As part of Tuesday’s Firefox 5 release , Mozilla spelled out vulnerabilities it had patched in that edition and in 2010’s Firefox 3.6, but it made no mention of any bugs fixed in Firefox 4.
That’s because Firefox 4 has reached what Mozilla calls EOL, for ‘end of life,’ for vulnerability patches.
Although the move may have caught users by surprise, the decision to stop supporting Firefox 4 with security updates has been discussed by Mozilla’s developers and managers for weeks.
A mozilla.dev.planning mailing list thread that started May 17 evolved into a back-and-forth about the rapid-release schedule and its impact on Firefox 4.
Christian Legnitto, the Firefox release manager, put it most succinctly in a May 25 message. “Firefox 5 will be the security update for Firefox 4,” Legnitto said.
As Mozilla had said earlier, that means Firefox 4.0.1—shipped in late April to fix eight flaws—was the one and only security update for Firefox 4.
Mozilla is essentially taking another page from Google Chrome’s playbook. Google only outlines the patches it has applied to the current ‘stable’ build, the most polished form of Chrome that is analogous to Mozilla’s final releases. Google does not patch the flaws in earlier editions, primarily because it automatically updates the browser in the background, ensuing that virtually all users are running the most secure version.
Mozilla doesn’t yet conduct automatic updates, but it has changed how upgrades to a new version are offered to Firefox users.
“[For earlier major upgrades] we popped up a window asking people to opt in (major update offer),” said Legnitto in another message on the same thread. “For 4.0.1, users will need to opt out (minor update offer, like point/security releases).”
Mozilla expects the opt-out approach will get more users onto the newest edition faster.
On Tuesday, Firefox 4 users started seeing the upgrade offer for Firefox 5 when a pop-up appeared reading: “A security and stability update for Firefox is available. It is strongly suggested that you apply this update for Firefox as soon as possible.”
In the offer, the default action was ‘Update Firefox.’ Only by clicking the ‘Ask Later’ button or by closing the pop-up can users decline the upgrade.
But some Firefox 4 users may want to opt out of the upgrade, even though that leaves them at risk to exploits of already patched bugs.
One traditional area of concern is add-on compatibility, a pain point known to longtime Firefox users when they’ve moved from one version number to the next.
Mozilla has retired Firefox 4 from security support, and is prompting users to upgrade to the new Firefox 5.
“The add-ons often aren’t upgraded as fast as the browser itself,” Computerworld reader Phillip Campbell wrote in a Tuesday email after hearing about Firefox 5. “This leaves the users of Firefox often sitting and waiting for the extensions to catch up with the version before upgrading.”
While Mozilla claims that 84 percent of the most widely used add-ons in its own download library are compatible with Firefox 5, it has acknowledged that others may not run on the newest version.

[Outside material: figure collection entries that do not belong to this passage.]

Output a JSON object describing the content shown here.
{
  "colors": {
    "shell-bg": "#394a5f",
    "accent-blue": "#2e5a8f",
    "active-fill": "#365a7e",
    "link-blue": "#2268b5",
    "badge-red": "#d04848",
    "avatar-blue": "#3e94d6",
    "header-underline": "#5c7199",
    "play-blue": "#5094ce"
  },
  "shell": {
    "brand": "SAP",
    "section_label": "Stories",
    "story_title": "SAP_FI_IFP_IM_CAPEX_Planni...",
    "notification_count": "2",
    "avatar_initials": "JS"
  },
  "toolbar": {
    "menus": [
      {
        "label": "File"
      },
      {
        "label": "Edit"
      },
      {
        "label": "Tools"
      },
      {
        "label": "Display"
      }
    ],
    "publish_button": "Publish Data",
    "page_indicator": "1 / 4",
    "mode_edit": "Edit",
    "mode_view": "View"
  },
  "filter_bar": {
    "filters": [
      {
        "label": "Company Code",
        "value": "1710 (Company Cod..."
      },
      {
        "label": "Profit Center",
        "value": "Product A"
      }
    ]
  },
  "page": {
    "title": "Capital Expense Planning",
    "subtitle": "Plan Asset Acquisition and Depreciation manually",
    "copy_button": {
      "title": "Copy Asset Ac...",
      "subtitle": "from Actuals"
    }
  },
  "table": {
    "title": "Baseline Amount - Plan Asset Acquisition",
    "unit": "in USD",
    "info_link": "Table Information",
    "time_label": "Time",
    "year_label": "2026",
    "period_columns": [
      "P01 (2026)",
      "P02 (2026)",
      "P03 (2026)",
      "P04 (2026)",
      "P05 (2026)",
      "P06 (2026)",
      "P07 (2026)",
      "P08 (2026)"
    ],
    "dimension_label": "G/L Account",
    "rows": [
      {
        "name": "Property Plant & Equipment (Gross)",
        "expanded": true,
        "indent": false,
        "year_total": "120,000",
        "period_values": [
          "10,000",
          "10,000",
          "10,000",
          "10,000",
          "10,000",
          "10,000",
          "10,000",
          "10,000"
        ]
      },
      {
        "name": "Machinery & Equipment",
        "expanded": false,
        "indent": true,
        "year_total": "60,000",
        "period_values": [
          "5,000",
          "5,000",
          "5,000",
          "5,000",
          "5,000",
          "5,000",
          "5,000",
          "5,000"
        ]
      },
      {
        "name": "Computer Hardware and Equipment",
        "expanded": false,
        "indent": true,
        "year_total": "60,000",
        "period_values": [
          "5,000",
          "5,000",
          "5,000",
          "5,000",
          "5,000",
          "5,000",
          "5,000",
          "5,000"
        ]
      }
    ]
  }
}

“Risk: LOW for AMO add-ons. HIGH for non-AMO add-ons,” a note from a June 16 meeting said, referring to risks associated with launching Firefox 5 on schedule.
AMO, better known as Mozilla’s Add-Ons, is the company’s official download site for add-ons and browser themes. AMO is not the sole source of Firefox add-ons: Developers can market add-ons outside of the site. In that regard AMO is more like Google’s Android Market than, for example, Apple’s App Store.
Another reason why users may hesitate to upgrade to Firefox 5 is because they’re running it in a business environment, where IT staff must usually test an updated application to ensure any changes have not created compatibility problems with other software.
Michael Kaply, a consultant who specialises in customising Firefox and helping clients deploy the open-source browser, objected to the rapid-release schedule on corporate workload grounds.
“Companies simply can’t turn around major browser updates in six weeks,” said Kaply in a blog post Tuesday. “With security releases, there was a reasonable expectation that Web applications wouldn’t break as a result of changes. With these releases, there is no such expectation. So a full test cycle needs to be run with every release.”
By the time a company has tested Firefox 5, the next version—now slated to ship in early August—would be out, Kaply complained.
The corporate problem also came up in the Mozilla discussion thread.
“While I agree that longer [release] intervals would be better for corporate deployments … I’m not at all certain it’s the best thing for the Web or for Mozilla,” said Mike Beltzner, a former director of Firefox who still contributes to the project. “We don’t have the resources — as a community — to focus on their problems and on moving the Web forward.”